Effective CRM: The Task Ahead
Any bank aspiring to grow in size, diversity, profitability and clientele base must adopt a four fold strategy. These relate to
1. Acquiring new customers more cost effectively.
2. Increasing revenues from existing clientèle.
3. Increasing retention rates, especially among high value clients.
4. Reducing the cost of sales and servicing.
Suggestions
For a better customer service, banks should emphasis on :
• Increasing the volume of business by extending working hours with the use of technology
• Increasing the number of delivery channels like ATM banking, phone banking etc.
• Improving service quality and operational efficiency.
• Improving management information system to use data as a business intelligence fool.
• Enhancing cross selling of products to existing customer.

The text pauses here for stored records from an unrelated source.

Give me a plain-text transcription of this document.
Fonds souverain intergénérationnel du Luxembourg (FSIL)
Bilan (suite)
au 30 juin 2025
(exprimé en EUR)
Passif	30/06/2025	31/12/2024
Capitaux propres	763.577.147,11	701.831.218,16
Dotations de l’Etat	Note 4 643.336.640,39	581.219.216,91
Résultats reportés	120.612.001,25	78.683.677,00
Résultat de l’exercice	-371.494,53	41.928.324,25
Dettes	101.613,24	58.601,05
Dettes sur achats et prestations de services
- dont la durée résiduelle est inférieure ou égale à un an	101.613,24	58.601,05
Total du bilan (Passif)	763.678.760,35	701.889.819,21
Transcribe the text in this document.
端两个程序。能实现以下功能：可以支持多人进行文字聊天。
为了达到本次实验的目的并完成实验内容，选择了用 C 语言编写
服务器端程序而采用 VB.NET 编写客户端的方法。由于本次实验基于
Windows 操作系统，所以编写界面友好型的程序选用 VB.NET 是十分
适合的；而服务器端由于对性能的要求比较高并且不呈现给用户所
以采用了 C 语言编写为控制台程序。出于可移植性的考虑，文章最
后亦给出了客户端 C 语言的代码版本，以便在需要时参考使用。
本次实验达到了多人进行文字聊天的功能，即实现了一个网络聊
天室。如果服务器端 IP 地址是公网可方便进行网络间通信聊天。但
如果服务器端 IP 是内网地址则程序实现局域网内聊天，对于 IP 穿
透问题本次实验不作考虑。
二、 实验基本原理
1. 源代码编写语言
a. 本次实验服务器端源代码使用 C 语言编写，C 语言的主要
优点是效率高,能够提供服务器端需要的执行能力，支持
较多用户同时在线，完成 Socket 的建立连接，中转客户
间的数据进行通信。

• Service culture is to be developed among the staff. Human Resource Development standards should be maintained in the recruitments at all levels.
Conclusion
Banks, in the days to come, have to provide their broad based service package in the midst of stiff competition. To ensure their competitive edge in future they have to fight with rivals in terms of quality of their service. The challenges that lie before the bankers are four fold. First, they need to satisfy customer needs that are complex and difficult to manage. Second, they need to face up to increased competition from within the sector and from new entrants coming in to the financial sector market. Third, they need to address the demands based in supply chain. Finally they must continually invent new products and services to attract and retain the customer.